All that good punditry made up, at least for a cycle or two, for the latest mainstream media pasting previously delivered to Utah's most telegenic politician, Rep. Jason Chaffetz.

"Republicans Channel the Bundys With Federal-Land Bill," was the title of a blog post from Andrew Rosenthal, editorial page editor of The New York Times.

Over at Esquire's political blog, Charles Pearce chimed in with a piece titled, "Let's Hear It for the Congressman Who Wants to Cede More Public Land to the Next Cliven Bundy."

Wrote Pearce: "Make no mistake. This is Chaffetz trying to steal the land that belongs to you and me on behalf of seditious armed freeloaders like Cliven Bundy, the career deadbeat who drew down on federal law enforcement and who now may be headed to the hoosegow for his trouble."

But that was tame compared to the flood of condemnation responding to last week's signing by Gov. Gary Herbert of a bill that will require abortions involving a fetus more than 20 weeks along to be done under anesthesia.
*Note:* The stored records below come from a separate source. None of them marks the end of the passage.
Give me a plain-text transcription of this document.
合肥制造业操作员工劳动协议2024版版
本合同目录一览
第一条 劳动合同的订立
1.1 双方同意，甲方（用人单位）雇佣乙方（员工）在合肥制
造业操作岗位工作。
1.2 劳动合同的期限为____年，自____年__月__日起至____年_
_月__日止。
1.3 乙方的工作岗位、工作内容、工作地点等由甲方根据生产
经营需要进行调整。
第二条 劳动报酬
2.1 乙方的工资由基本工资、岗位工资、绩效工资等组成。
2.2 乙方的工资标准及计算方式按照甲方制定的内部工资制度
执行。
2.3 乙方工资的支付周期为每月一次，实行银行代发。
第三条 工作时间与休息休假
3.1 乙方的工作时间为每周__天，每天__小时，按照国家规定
This despite the fact that the current view of medical science is that such organisms can't feel pain, and that any time you use anesthesia when it isn't medically necessary, you add a risk — in this case to the mother — that is unnecessary.

On the CNN website, Utah physician Leah Torres published a commentary titled, "The danger of Utah's abortion law." She accused Utah lawmakers of unconscionably — and poorly — practicing medicine.

Like others commenting on the same issue, Torres hammered on the fact that the bill's primary sponsor, Sen. Curt Bramble, is an accountant, dammit, not a doctor, that he has no idea what he's talking about and that his bill is clearly intended to punish women.

Herbert, Torres said, "may as well have signed a bill mandating doctors to use leaches."

Other national comments on the Utah abortion bill carried such disgusted or snarky headlines as, "Why Utah's Nonsensical New Abortion Bill Is So Bad For Women," (Huffington Post); "Here's why doctors are dumbfounded by Utah's new anti-abortion law" (Vox.com), "Utah's Pseudoscientific Anti-Abortion Law Could Actually Kill Women," (The Daily Beast); "New Utah Law Mandates Anesthesia in Certain Abortions, Defying Medical Ethics," (Slate); "New 'Pro-Life' Law Could Literally Kill Women Who Attempt To Obtain An Abortion," (Think Progress); "Let's Discuss Utah's Garbage New Abortion Law," (The Portland Mercury); "Utah abortion providers puzzled by how to obey law fixing an imaginary problem," (The Guardian).

For Utah politicians, who are often heard to say that they are all about good management and economic growth, that was a really bad round of publicity.

Our leaders have to remember, when they pull stupid stunts like this, that the whole world is watching.